Private Cecil Claude Ahrens of Upper Sturt

Cecil Ahrens was born at Upper Sturt, SA on 19 March 1897. His father Wilhelm (known as William) died the following year, and he was raised by his mother Elizabeth Jane Ahrens (nee Morgan). Cecil attended Scott's Creek Public School, and had spent a year in the senior cadets with the 74th Battalion at Stirling. He was working as a baker's assistant in Gumeracha immediately before he joined up.

He enlisted at Adelaide on 1 November 1915 at the age of 18, and was alloted to the 15th reinforcements of the 10th Battalion AIF, one of several battalions to be recruited solely from South Australia. He embarked from Adelaide on 9 March 1916, and was transferred to 50th Battalion reinforcements in May 1916 not long after he arrived in Egypt. He shipped to France and joined the 50th Battalion on 27 July 1916.
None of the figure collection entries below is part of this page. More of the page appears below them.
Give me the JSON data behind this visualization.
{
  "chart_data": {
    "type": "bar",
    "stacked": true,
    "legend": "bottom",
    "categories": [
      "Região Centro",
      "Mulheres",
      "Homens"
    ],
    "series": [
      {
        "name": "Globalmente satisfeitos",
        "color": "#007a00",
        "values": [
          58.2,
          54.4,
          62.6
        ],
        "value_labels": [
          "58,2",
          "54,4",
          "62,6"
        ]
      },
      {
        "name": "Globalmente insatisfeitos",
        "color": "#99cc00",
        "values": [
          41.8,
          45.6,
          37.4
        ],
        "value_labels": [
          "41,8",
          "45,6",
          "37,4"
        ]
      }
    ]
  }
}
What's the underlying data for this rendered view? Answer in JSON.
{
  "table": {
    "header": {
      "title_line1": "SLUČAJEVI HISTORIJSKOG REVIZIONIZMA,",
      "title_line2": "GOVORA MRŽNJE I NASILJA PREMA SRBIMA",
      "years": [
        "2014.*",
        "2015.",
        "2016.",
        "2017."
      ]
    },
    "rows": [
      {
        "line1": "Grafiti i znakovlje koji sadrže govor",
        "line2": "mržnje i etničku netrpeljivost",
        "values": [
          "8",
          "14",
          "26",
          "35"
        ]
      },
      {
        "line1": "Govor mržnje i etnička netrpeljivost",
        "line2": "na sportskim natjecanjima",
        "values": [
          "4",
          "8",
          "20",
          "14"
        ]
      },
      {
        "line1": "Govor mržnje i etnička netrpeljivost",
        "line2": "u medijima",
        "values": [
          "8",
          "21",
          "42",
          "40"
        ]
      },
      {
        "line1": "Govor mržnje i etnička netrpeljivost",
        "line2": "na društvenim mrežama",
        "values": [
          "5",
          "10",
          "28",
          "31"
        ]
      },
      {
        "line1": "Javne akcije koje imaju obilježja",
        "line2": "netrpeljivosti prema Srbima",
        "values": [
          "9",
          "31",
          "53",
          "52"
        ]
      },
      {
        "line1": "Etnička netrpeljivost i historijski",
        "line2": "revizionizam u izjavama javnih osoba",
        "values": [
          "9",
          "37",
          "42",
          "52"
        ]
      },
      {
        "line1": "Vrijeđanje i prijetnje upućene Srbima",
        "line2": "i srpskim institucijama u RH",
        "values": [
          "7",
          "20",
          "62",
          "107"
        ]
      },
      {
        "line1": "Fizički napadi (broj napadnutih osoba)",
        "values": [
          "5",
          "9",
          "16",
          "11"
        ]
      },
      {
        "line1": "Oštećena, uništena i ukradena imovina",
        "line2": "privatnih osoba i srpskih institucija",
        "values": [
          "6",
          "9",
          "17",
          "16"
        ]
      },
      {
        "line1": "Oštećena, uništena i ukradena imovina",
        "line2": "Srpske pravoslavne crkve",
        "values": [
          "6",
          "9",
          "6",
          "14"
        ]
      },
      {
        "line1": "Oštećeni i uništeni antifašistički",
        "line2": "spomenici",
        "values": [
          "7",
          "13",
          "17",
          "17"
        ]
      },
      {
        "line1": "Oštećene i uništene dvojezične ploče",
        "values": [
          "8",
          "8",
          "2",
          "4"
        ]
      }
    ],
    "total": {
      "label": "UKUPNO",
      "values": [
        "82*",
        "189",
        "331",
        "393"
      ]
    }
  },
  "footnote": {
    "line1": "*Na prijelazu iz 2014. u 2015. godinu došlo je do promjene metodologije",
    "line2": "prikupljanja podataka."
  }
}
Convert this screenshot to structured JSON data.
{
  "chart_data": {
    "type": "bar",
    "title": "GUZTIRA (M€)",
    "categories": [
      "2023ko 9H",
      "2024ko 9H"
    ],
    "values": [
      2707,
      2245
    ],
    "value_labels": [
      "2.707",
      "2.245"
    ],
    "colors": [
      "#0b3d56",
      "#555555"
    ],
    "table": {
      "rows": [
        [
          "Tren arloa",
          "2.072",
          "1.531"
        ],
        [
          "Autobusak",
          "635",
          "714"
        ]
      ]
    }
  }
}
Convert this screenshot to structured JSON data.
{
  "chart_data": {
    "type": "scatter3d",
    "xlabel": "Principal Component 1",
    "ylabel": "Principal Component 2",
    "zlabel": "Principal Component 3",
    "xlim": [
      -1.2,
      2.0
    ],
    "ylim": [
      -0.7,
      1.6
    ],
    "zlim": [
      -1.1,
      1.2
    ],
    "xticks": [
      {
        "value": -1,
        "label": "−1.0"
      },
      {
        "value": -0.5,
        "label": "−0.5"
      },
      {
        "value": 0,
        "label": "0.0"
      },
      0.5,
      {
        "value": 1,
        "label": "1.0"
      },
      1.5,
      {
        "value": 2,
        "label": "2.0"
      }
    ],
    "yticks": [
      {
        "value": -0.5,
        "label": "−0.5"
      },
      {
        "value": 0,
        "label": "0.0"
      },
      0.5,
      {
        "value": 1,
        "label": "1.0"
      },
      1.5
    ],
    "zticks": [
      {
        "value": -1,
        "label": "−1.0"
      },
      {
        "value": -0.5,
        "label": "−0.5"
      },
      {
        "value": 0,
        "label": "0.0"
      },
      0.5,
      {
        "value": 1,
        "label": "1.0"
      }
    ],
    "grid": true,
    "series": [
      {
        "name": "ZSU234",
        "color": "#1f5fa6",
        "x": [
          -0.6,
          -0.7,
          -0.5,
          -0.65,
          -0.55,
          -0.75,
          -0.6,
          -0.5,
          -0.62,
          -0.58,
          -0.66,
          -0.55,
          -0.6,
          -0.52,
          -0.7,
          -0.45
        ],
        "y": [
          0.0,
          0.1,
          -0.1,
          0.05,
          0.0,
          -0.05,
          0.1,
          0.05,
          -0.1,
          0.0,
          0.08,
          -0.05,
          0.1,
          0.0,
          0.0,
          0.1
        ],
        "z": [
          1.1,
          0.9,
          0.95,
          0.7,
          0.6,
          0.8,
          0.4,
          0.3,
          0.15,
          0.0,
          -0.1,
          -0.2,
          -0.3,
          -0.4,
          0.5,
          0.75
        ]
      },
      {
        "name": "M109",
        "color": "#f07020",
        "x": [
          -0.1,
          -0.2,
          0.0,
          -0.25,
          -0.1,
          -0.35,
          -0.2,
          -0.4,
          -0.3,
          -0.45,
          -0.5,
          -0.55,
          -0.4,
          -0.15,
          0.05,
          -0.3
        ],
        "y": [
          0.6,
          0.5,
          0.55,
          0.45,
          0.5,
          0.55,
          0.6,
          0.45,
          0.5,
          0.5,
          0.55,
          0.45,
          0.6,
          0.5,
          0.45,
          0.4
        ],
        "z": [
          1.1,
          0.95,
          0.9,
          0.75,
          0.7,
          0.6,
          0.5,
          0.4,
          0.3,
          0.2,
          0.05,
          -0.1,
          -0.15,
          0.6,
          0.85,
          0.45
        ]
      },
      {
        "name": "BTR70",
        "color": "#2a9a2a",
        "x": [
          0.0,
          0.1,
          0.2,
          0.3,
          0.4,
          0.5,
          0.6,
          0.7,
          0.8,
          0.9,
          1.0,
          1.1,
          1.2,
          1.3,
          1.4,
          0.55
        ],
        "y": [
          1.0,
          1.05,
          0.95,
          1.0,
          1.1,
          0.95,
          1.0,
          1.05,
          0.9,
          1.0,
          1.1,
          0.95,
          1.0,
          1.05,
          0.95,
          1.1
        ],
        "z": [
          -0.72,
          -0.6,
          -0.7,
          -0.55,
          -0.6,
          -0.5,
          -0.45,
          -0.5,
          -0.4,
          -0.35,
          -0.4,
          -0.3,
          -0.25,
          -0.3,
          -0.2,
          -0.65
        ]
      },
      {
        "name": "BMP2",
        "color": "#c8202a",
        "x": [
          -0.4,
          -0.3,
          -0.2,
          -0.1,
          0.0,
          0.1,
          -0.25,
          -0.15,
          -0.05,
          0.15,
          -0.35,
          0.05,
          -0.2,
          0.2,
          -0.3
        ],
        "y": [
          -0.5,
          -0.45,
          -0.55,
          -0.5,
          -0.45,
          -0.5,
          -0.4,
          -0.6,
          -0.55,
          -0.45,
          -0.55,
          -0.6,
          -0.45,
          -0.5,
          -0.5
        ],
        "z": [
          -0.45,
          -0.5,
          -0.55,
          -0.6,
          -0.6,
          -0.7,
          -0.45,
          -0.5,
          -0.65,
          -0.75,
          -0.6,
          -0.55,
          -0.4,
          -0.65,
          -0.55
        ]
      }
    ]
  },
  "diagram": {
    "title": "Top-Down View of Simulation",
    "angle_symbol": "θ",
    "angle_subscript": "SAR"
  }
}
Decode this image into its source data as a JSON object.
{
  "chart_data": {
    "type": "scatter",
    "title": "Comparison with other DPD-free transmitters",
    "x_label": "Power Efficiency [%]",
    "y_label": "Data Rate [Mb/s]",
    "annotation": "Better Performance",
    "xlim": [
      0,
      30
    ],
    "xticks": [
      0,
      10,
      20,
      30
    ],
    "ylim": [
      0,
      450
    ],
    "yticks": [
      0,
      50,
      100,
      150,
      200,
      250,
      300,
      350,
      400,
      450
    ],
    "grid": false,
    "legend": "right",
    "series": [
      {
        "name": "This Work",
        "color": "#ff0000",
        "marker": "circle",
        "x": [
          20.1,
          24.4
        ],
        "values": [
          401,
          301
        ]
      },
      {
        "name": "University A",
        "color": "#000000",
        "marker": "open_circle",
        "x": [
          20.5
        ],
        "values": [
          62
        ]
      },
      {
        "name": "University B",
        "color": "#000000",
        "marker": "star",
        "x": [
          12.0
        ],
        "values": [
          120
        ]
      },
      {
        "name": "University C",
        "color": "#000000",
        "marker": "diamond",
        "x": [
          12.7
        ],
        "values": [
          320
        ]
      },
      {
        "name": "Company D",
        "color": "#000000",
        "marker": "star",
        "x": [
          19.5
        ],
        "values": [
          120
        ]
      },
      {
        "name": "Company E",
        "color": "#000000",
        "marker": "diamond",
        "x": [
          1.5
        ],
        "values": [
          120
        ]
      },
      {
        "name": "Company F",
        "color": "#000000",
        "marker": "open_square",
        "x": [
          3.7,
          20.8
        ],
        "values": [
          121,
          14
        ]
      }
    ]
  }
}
On the night of 12 August 1916, the 50th Battalion moved into the trenches opposite Mocquet Farm near Pozieres, France, and were subjected to a long and incredibly intense artillery bombardment. Sometime that night, he and a Corporal Noble were near each other when a shell landed close by and killed Cecil. Corporal Noble was so badly shell shocked that their officer wouldn't rely on Noble's statement about Cecil's death, so he posted Cecil as missing in action instead. In March 1917 an inquiry decided that Cecil had been killed in action on 16 August 1916, and this is what was put on the official roll of honour. He has no known grave and his name is inscribed on the Australian National Memorial at Villers-Bretonneux, France.

On 6 July 1919, Mr George Laffer unveiled an honour roll in the Ironbank Methodist Church sunday school. That honour roll included Cecil Claude Ahrens. A gravestone erected by his mother is in the Cherry Gardens cemetery alongside that of his father.